Monday, February 9, 2015

YAY! for lucky accidents!

The Celebrate Oops! initiative we TeachingAuthors are currently exploring in our February posts celebrates both Barney Saltzberg’s picture book BEAUTIFUL OOPS! – and – the Teachable Moments accidents fortunately bring us.

I had such a fortunate Teachable Moment while brainstorming my picture book FANCY THAT with my Holiday House Editor Mary Cash.
I knew the setting – Berks County, Pennsylvania; I knew the time – 1841; and I knew my story’s Hero – young Pippin Biddle, orphaned without warning, the son of a limner - an itinerant portrait painter.

Mary agreed with me that such a picture book would be ripe with historical and arts curriculum connections.

My sketchy plotline was just that – i.e. sketchy: accompanied by his dog Biscuit, (whom I pictured to be lap-size), Pip would travel the Pennsylvania/New York area through the first 3 seasons of the year unsuccessfully earning his keep painting people’s portraits, returning at Thanksgiving with an empty purse and heart.

“But why would young readers care about such a boy on such a journey?” I asked my editor. 

“Well,” Mary began, “could he have a few sisters who needed Pip to earn his keep?” she asked.
Orphans, Mary shared, can be lovely in a story.
“And, maybe,” she suggested, “Pip’s dog could be part of the resolution?”
And then she paused, her gaze meeting mine.
“You know, Christmas books do so much better than Thankgiving titles,” she commented.  “What if Pip returned at Christmas?”

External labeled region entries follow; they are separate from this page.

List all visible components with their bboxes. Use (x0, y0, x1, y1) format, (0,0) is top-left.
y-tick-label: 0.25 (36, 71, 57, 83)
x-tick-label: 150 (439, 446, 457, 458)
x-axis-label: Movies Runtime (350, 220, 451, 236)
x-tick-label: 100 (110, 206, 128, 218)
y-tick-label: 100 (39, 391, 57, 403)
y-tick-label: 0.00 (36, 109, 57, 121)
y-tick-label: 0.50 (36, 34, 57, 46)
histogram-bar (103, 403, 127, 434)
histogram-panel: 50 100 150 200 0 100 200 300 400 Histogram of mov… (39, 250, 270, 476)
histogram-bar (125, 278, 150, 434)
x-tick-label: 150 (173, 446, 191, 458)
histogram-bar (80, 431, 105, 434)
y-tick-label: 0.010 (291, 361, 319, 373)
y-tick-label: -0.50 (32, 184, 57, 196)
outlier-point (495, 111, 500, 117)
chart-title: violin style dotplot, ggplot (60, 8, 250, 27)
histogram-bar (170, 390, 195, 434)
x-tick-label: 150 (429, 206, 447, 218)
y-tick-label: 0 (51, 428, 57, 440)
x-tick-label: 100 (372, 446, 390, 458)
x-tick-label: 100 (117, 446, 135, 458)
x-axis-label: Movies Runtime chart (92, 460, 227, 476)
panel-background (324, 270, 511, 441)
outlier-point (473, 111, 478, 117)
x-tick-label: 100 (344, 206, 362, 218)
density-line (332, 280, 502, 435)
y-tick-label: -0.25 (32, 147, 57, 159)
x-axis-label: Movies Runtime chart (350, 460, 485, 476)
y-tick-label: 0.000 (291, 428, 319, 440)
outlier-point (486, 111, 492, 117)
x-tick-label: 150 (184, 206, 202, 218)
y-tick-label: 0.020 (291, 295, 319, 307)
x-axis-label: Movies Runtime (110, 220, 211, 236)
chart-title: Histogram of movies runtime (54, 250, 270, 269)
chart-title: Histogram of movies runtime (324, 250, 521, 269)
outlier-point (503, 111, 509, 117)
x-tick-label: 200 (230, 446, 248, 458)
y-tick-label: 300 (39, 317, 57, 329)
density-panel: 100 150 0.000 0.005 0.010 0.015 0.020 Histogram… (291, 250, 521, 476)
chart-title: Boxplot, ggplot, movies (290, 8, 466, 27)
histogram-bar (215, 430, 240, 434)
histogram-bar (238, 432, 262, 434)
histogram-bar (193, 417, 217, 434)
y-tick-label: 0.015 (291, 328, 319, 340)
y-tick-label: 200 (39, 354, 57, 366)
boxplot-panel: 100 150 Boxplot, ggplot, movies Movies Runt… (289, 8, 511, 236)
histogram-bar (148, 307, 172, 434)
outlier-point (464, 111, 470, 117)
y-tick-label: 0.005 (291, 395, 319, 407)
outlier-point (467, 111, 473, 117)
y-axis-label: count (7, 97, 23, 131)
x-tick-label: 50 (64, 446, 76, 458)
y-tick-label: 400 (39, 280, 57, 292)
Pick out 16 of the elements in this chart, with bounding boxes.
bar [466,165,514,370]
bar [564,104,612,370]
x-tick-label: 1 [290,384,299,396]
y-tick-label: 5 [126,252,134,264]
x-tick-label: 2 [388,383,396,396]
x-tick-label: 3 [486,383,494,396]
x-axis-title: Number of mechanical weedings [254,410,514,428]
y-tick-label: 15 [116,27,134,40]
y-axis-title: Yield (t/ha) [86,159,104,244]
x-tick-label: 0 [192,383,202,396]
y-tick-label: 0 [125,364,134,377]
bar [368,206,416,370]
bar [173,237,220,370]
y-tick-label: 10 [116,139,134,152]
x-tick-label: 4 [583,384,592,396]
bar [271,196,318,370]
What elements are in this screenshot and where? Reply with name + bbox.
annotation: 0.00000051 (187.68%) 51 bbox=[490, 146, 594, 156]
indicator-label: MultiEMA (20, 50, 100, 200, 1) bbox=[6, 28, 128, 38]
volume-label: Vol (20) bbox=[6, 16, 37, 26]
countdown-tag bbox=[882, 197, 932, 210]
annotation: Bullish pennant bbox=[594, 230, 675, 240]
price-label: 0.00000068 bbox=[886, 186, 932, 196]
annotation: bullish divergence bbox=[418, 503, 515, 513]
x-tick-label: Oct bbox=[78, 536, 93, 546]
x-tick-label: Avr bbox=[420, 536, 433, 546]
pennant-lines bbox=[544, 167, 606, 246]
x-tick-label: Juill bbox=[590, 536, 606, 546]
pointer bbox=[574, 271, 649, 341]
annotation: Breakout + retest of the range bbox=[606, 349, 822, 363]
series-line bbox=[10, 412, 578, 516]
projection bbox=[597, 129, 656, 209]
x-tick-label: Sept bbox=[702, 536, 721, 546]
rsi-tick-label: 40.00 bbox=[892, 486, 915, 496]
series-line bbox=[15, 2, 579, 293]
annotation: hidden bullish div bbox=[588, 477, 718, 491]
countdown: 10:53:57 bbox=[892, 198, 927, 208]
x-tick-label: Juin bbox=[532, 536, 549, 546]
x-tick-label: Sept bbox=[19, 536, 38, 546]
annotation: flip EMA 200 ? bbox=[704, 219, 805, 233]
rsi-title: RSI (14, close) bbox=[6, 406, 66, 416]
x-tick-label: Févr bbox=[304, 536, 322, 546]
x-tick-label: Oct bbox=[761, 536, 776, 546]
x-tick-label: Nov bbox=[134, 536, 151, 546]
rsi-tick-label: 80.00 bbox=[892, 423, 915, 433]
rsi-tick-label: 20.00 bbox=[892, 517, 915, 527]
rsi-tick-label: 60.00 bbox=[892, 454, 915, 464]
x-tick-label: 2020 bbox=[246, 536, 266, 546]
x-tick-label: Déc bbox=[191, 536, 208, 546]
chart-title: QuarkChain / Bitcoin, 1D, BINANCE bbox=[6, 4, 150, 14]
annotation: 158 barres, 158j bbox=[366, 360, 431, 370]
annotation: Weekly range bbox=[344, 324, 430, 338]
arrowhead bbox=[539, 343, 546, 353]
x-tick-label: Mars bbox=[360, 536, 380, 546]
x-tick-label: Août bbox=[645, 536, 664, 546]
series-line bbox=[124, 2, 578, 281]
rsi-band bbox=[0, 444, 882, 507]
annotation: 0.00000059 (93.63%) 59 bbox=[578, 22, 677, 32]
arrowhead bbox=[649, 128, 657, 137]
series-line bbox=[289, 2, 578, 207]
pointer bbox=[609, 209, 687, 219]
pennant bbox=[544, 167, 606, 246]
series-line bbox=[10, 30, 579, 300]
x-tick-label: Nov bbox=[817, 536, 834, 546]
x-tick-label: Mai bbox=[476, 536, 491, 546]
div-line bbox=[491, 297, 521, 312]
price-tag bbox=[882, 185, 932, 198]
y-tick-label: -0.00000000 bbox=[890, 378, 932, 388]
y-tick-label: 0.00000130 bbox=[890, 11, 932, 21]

Driven to tell this singular story, I back-burnered Mary’s 3 delicious suggestions with an open mind, even though I’m a nice Jewish girl from West Philadelphia and writing a Christmas picture book was not in my wheelhouse, as they say.

But guess what?

Fast forward to the stacks of the Wilmette Public Library, one week later, when I discovered (1) there was no Thanksgiving to celebrate in the U.S. in 1841 and (2) few Americans celebrated Christmas at that time!

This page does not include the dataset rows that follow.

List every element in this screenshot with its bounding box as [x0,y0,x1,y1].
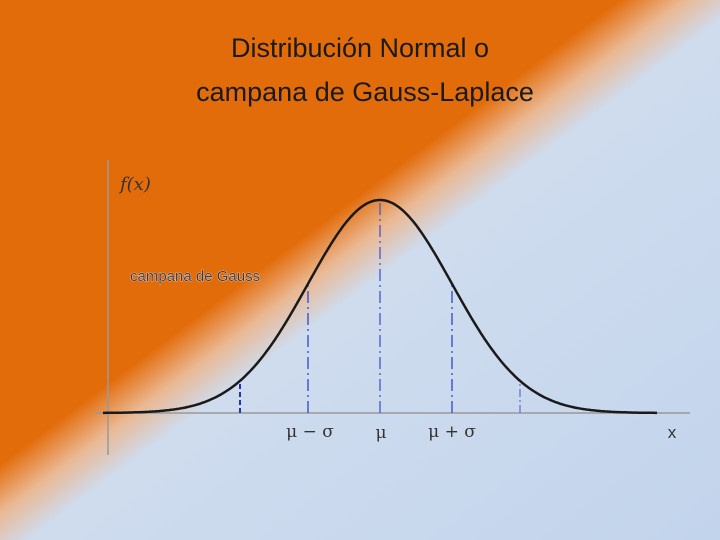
x-label: μ [375,423,386,443]
curve-label: campana de Gauss [130,268,260,285]
bell-curve [103,198,657,415]
title-line: campana de Gauss-Laplace [196,77,534,107]
x-label: μ + σ [428,422,476,442]
guide-lines [239,200,521,413]
x-axis-label: x [668,423,677,442]
y-axis-label: f(x) [118,174,151,195]
title-line: Distribución Normal o [231,33,489,63]
x-label: μ − σ [286,422,334,442]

And OOPS²… except...the German immigrants, who’d just happened to settle in Berks County in central Pennsylvania, had brought along their Christmas tradition of making evergreen wreaths and decorating their fir trees!

while Pip’s dog Biscuit gathers the greenery of each season, and Pip paints his portrait to send home to his Poor House-ensconced sisters Emma, Lyddie and Martha,


before too long,
Pip’s sisters themselves, inspired by Pip’s portraits, create a livelihood that builds them their home

and Pip discovers his hidden talent.

Fancy that!

Lucky Pip and his sisters! Lucky me and my readers!

And all quite by accident.

Esther Hershenhorn

Jennifer T won the SKIN AND BONES giveaway!

A writer with whom I corresponded this past week shared the following Dalai Lama quote benath her name.  I thought it relevant.

 "Remember that not getting what you want is sometimes a wonderful stroke of luck." 


Carmela Martino said...

Love this story, Esther, and the Dalai Lama quote, too. Thanks so much!

Carla Killough McClafferty said...

Esther, thanks for sharing this. It really shows how projects form and change as you go along. Love it.

Bobbi Miller said...

I love this story, Esther! And I love the wisdom of the Dalai Lama! Thank you!